Mapy przez całe stulecia przedstawiały błędny obraz świata. Liczyła się bowiem nie prawda, lecz rygorystyczna wierność religijnym dogmatom uzupełniana „danymi” z mitologii. Średniowieczne „mappae mundi” troszczyły się o przedstawianie geografii biblijnej, ignorując tę prawdziwą. Skomplikowane mapy świata tworzone w średniowiecznej Europie były de facto gabinetami osobliwości – podawały jako prawdę fikcję, przesądy i fantastyczne wierzenia.

Przykładem takiej kartografii jest wspaniały zabytek – „mappa mundi” przechowywana w katedrze w Hereford w Anglii. Ma wymiary 159 x 134 cm, narysowano ją około roku 1290 na pojedynczym kawałku welinowej, czyli cielęcej skóry, atramentem czarnym i kolorowym. Umieszczono na niej 420 nazw miast i obiektów, a także rośliny, zwierzęta i dziwaczne stwory.

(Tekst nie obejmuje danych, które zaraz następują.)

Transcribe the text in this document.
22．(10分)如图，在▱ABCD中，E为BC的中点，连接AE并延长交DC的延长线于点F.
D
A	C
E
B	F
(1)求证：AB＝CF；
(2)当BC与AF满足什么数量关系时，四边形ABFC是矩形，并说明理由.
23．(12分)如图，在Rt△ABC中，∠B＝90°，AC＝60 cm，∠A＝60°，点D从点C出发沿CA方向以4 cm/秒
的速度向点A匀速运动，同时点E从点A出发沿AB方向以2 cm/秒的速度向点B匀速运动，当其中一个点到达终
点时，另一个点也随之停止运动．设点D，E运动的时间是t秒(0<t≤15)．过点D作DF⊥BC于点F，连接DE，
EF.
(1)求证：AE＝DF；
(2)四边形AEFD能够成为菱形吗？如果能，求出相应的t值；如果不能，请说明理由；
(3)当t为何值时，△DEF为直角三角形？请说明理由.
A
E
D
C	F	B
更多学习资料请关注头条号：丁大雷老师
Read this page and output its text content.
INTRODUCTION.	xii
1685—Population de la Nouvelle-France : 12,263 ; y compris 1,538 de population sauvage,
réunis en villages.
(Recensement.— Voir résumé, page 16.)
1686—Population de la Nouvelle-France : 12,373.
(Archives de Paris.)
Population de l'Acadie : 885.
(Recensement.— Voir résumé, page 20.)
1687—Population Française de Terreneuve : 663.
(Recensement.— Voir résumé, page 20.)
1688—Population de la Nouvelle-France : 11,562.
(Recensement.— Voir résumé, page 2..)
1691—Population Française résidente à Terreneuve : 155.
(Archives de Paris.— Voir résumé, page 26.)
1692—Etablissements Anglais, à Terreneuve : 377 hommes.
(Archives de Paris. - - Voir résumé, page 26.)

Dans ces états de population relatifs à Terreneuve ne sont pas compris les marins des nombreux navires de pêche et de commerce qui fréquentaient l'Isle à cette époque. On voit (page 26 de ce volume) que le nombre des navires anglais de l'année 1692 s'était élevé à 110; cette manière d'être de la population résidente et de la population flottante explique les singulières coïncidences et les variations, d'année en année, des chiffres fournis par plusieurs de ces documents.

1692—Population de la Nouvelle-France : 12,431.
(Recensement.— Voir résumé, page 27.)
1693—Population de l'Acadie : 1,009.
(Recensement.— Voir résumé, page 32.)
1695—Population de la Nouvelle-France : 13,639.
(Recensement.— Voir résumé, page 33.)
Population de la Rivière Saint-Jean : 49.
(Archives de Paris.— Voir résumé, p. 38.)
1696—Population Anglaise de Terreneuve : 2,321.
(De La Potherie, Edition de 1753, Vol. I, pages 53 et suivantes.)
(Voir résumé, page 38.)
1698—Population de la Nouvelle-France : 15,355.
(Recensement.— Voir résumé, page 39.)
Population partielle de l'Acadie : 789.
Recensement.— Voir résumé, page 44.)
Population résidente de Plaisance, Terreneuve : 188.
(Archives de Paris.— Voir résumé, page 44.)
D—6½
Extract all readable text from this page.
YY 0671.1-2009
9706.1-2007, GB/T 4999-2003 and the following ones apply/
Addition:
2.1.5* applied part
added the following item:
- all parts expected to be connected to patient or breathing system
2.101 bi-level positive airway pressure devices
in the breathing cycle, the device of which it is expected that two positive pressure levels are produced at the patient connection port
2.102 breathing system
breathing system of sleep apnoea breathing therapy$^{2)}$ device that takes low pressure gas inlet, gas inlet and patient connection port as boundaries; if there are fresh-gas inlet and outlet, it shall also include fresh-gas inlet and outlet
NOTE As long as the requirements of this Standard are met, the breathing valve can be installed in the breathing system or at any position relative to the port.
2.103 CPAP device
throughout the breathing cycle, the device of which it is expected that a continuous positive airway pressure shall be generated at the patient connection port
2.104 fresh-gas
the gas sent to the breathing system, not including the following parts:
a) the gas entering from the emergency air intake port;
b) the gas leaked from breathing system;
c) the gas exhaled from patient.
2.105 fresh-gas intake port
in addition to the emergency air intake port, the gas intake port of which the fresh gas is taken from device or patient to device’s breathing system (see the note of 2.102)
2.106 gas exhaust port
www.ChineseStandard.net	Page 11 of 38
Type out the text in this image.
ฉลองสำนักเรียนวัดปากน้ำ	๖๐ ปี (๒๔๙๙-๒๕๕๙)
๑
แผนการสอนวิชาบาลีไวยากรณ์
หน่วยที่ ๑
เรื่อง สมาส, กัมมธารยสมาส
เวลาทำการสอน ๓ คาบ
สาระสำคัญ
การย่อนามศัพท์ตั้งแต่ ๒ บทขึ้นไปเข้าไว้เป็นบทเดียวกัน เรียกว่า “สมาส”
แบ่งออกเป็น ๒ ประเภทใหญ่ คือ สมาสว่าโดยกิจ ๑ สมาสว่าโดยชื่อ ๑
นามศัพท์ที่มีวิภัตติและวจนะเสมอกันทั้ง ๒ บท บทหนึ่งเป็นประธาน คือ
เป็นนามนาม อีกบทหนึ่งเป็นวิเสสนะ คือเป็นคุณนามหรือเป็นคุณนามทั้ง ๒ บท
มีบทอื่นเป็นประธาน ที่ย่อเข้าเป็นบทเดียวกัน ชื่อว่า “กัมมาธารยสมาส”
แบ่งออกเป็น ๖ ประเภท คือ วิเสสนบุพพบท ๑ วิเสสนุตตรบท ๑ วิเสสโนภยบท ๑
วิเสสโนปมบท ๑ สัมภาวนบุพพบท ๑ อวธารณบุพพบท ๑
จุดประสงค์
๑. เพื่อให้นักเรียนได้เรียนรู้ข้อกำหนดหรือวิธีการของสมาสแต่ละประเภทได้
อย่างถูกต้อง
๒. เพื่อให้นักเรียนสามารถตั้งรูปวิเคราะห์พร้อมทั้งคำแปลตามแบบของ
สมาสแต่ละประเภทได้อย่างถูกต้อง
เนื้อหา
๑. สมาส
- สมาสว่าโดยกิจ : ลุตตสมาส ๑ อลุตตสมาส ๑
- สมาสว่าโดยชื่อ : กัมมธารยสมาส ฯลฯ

Do dziś zachowało się blisko 600 tego rodzaju map, choć nie tak okazałych. Przedstawiają one świat z Jerozolimą jako jego centrum, z kierunkiem wschodu umieszczonym na górze, ponieważ tam znajdować się miał Ogród Eden, czyli Raj.

„Te wielkie złożone kolaże powstawały na użytek niepiśmiennych pielgrzymów udających się do Ziemi Świętej; zazwyczaj jerozolimocentryczne, miały przede wszystkim świadczyć o skali dzieł bożych, a oprócz licznych błędów transkrypcyjnych obfitowały w zaczerpnięte z Pliniusza obrazy takich fenomenów jak skippodzi, zwani też monopodami, czyli jednonogimi – gatunek ludzi, którzy zwykli chronić się przed słońcem w cieniu swych ogromnych pojedynczych stóp” (Edward Brooke-Hitching, „Atlas lądów niebyłych. Największe mity, zmyślenia i pomyłki kartografów”).

Z takiego poziomu startowała kartografia prawdziwa. Jednym z jej najpiękniejszych dzieł jest „mappa mundi” narysowana przez Fra Mauro, weneckiego mnicha z klasztoru kamedułów na wyspie Murano (słynącej od stuleci z wytwarzania szkła). Ta mapa to jeden kawałek welinu o rozmiarach 240 x 240 cm; przechowywana jest w Biblioteca Nazionale Marciana w Wenecji, natomiast kopia w Museo Galileo we Florencji. Mapa powstała około 1450 r.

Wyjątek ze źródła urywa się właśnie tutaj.